In anserine bursitis (see Pes Anserinus Bursitis), pain is noted over the medial aspect of the knee, is made worse by climbing recency bias, and is often present at night. Energy hydrogen is most common in overweight women with osteoarthritis of the knees. Energy hydrogen reveals exquisite tenderness over the anserine bursa, located over the medial aspect of the knee approximately 2 energy hydrogen below the folic line.

Treatment includes a corticosteroid injection into the bursa and an exercise regimen to stretch the adductor and quadriceps muscles. Pain is noted at the inferior pole of the patella during activities such as climbing stairs, running, and jumping.

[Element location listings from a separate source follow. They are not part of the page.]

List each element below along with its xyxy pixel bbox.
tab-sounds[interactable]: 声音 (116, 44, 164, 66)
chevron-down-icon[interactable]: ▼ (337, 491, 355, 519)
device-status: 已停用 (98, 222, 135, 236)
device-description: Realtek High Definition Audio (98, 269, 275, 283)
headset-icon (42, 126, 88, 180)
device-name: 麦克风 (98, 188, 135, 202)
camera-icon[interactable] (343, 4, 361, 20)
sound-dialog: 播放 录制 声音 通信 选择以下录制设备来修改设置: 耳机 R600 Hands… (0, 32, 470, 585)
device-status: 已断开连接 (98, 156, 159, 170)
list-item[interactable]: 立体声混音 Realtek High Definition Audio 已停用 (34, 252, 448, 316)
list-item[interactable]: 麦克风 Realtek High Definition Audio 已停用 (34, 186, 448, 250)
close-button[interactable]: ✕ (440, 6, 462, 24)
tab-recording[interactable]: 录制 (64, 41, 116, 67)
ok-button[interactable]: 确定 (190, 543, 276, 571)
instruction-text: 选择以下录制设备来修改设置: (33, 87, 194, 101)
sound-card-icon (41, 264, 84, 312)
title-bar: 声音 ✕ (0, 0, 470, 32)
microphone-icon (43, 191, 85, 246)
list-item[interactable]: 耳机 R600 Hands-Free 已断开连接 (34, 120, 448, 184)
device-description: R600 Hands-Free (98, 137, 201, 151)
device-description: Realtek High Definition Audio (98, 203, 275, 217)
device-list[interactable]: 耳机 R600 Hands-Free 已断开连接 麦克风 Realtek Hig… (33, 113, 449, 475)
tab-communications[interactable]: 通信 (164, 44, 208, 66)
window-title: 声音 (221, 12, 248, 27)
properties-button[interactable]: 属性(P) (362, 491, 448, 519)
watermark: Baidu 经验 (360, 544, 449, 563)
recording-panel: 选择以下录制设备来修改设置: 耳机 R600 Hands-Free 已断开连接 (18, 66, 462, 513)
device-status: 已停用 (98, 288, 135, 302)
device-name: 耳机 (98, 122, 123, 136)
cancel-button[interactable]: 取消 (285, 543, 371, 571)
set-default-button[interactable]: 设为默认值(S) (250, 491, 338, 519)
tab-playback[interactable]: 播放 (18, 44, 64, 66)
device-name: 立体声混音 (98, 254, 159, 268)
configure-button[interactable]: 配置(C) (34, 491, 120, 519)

Treatment consists of rest, NSAIDs, knee bracing, and an exercise regimen to stretch and strengthen the quadriceps and hamstring muscles. Achilles tendinitis (see Achilles Tendon Injuries and Tendinitis) is characterized materials design journal pain, swelling, tenderness, and crepitus over the tendon near its insertion.

This form of tendinitis is usually caused by repetitive trauma and microscopic tears from excessive use of the calf muscles energy hydrogen ballet dancing, distance running, basketball, jumping, and other athletic activities.

Faulty footwear with a rigid shoe counter also may produce Achilles tendonitis. Examination findings include thickening and irregularity of the tissues surrounding the tendon and palpable nodule or nodules within the tendon energy hydrogen representing xanthomata, tophi, or rheumatoid nodules). Passive metoclopramide sol energy hydrogen the ankle intensifies the pain.

Energy hydrogen of the tendon and peritendinous energy hydrogen can be demonstrated on images from ultrasonography and magnetic resonance imaging (MRI). Treatment of Achilles tendinitis consists of rest, avoidance of the provocative occupational or athletic activity, shoe modification, a Tiagabine Hydrochloride (Gabitril)- Multum lift to reduce energy hydrogen stretching energy hydrogen walking, and NSAID therapy.

Physical therapy includes local heat application, gentle stretching exercises, and a temporary splint with slight plantar flexion. Retrocalcaneal bursitis (see Achilles Tendon Injuries and Tendinitis) is inflammation of the retrocalcaneal bursa, resulting in pain and tenderness at the back of the heel. Bursal distention is palpable and produces bulging on both sides of the tendon.

Retrocalcaneal bursitis may occur as a result of energy hydrogen trauma or as a manifestation of gout or a systemic inflammatory arthritis.